If you live in a decent-size city, you’ve probably noticed a bunch of electric scooters scattered all over town recently. They are the latest form of ride-share type option to get around.
Like bike shares that came first, e-scooters can be rented for a very low price by scanning a barcode on a downloaded app. They have become super popular and are popping up in cities all over the U.S.
But there’s a problem with some of these trendy scooters that you need to know about. They could be dangerous to your health.
Hackers targeting electric scooters
When e-scooters first became available to rent, some people hated them because they were thought to be a nuisance. Thoughtless renters would just leave them piled up along the sidewalk, making them both an eyesore and dangerous for pedestrians trying to safely get by.
Now, things are getting dangerous for renters themselves. That’s because some of the scooters contain a flaw that would let hackers take control, putting riders’ health in peril.
Researchers at Zimperium say they’ve discovered a flaw in the popular M365 scooter from Xiaomi.

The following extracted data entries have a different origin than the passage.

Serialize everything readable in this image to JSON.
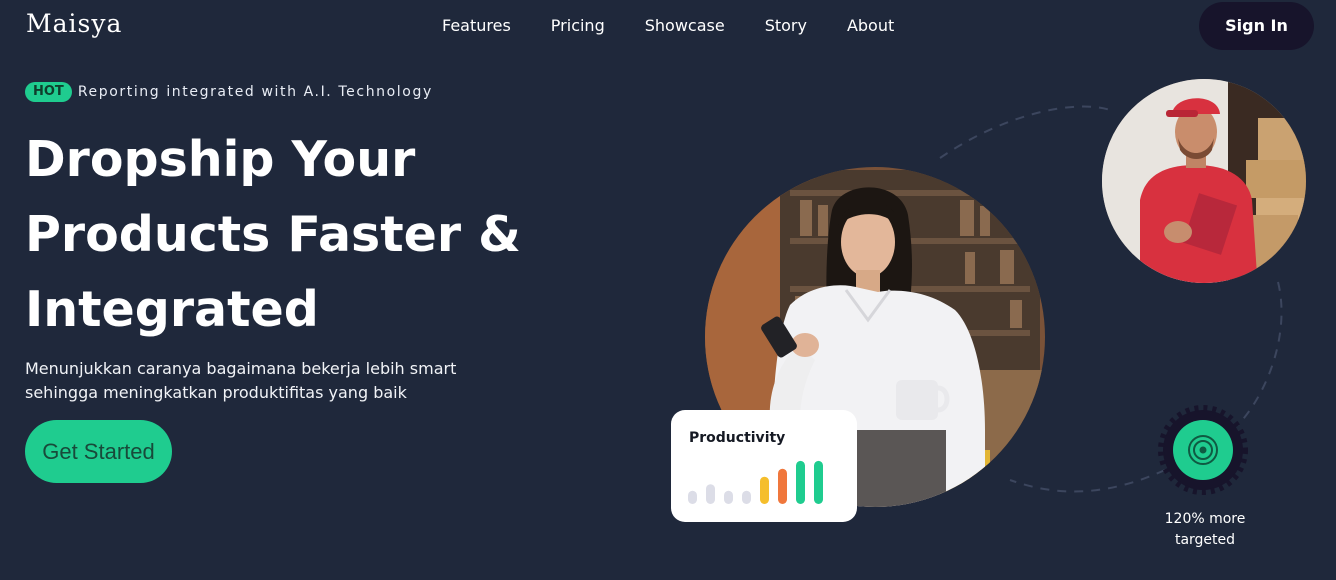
{
  "brand": {
    "logo_text": "Maisya"
  },
  "nav": {
    "items": [
      {
        "label": "Features"
      },
      {
        "label": "Pricing"
      },
      {
        "label": "Showcase"
      },
      {
        "label": "Story"
      },
      {
        "label": "About"
      }
    ],
    "sign_in_label": "Sign In"
  },
  "hero": {
    "badge_label": "HOT",
    "badge_text": "Reporting integrated with A.I. Technology",
    "headline_lines": [
      "Dropship Your",
      "Products Faster &",
      "Integrated"
    ],
    "subtitle_lines": [
      "Menunjukkan caranya bagaimana bekerja lebih smart",
      "sehingga meningkatkan produktifitas yang baik"
    ],
    "cta_label": "Get Started"
  },
  "productivity_card": {
    "title": "Productivity",
    "bars": [
      {
        "value": 0.3,
        "color": "#dcdde7"
      },
      {
        "value": 0.45,
        "color": "#dcdde7"
      },
      {
        "value": 0.3,
        "color": "#dcdde7"
      },
      {
        "value": 0.3,
        "color": "#dcdde7"
      },
      {
        "value": 0.62,
        "color": "#f5be2c"
      },
      {
        "value": 0.8,
        "color": "#f0773c"
      },
      {
        "value": 0.98,
        "color": "#1fcc8f"
      },
      {
        "value": 0.98,
        "color": "#1fcc8f"
      }
    ]
  },
  "stat": {
    "lines": [
      "120% more",
      "targeted"
    ],
    "icon": "target-icon"
  },
  "colors": {
    "background": "#1f283b",
    "accent": "#1fcc8f",
    "sign_in_bg": "#17142b"
  }
}
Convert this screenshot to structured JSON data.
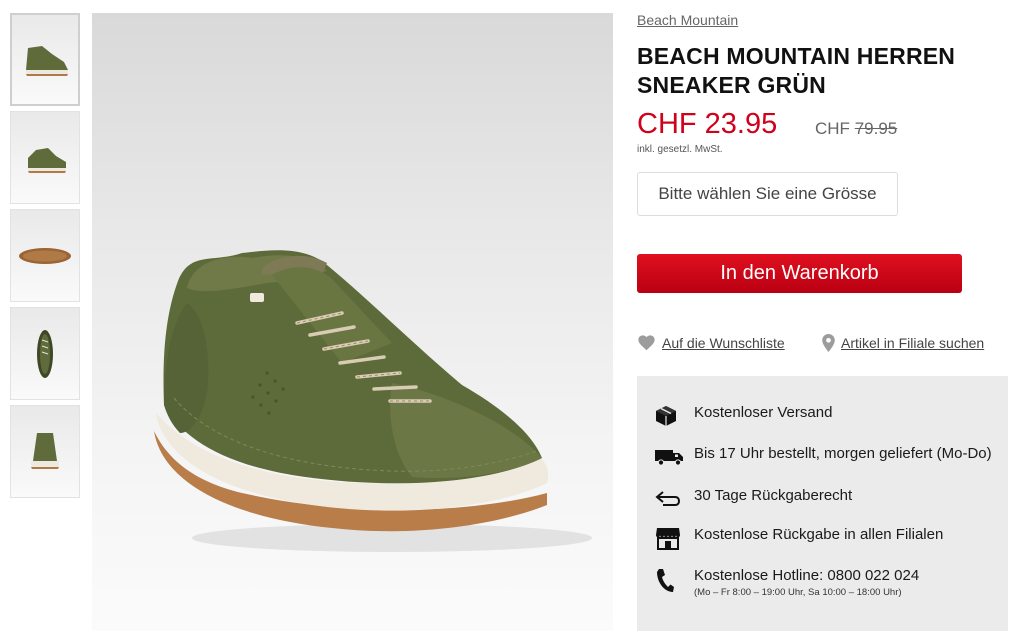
{
  "thumbnails": [
    {
      "label": "side view",
      "icon": "shoe-side-thumbnail"
    },
    {
      "label": "outer side",
      "icon": "shoe-outer-thumbnail"
    },
    {
      "label": "sole",
      "icon": "shoe-sole-thumbnail"
    },
    {
      "label": "top view",
      "icon": "shoe-top-thumbnail"
    },
    {
      "label": "back view",
      "icon": "shoe-back-thumbnail"
    }
  ],
  "product": {
    "brand": "Beach Mountain",
    "title": "BEACH MOUNTAIN HERREN SNEAKER GRÜN",
    "price": "CHF 23.95",
    "old_price_currency": "CHF",
    "old_price_value": "79.95",
    "vat_note": "inkl. gesetzl. MwSt."
  },
  "actions": {
    "size_placeholder": "Bitte wählen Sie eine Grösse",
    "add_to_cart": "In den Warenkorb",
    "wishlist": "Auf die Wunschliste",
    "find_in_store": "Artikel in Filiale suchen"
  },
  "info": {
    "shipping": "Kostenloser Versand",
    "delivery": "Bis 17 Uhr bestellt, morgen geliefert (Mo-Do)",
    "returns": "30 Tage Rückgaberecht",
    "store_returns": "Kostenlose Rückgabe in allen Filialen",
    "hotline": "Kostenlose Hotline: 0800 022 024",
    "hotline_hours": "(Mo – Fr 8:00 – 19:00 Uhr, Sa 10:00 – 18:00 Uhr)"
  },
  "colors": {
    "price_red": "#d0021b",
    "button_red": "#c8071a",
    "shoe_olive": "#5d6a3a",
    "info_bg": "#ebebeb"
  }
}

The bug was found in the scooter’s Bluetooth module that lets riders communicate with the scooter via an app.
It could let a hacker remotely take control of the scooter. Watch the quick demonstration below to see it in action.
As you can see from the video, a hacker could cause serious harm to someone riding on one of these scooters. They could make the scooter speed up and go through a dangerous intersection while cars are driving through. Or, slam on the scooter’s brakes and make you wipe out. Not good!
The problem is with the Bluetooth system. The researcher who discovered it said he was able to connect to the scooter through Bluetooth without having to enter a password.
He was then able to install firmware that included malware on the scooter without a problem. The malware would let a hacker take full control of the scooter’s operation.
This is a common problem with “internet of things” devices. Many internet connected gadgets come with either no password protection or a default password that is easily known by hackers.
Unfortunately, fixing this issue is out of our control when it comes to rental e-scooters. It’s up to Xiaomi to fix the flaw. But that could be a problem. When Zimperium warned the company of the bug, reps told them they didn’t have the ability to fix it on their own. Yikes!
Apparently Xiaomi doesn’t code its Bluetooth module in house. Instead, it outsources it to a third party, and the flaw would need to be fixed by them. Until it’s fixed, to be safe, it’s probably best to stay away from this model of scooter.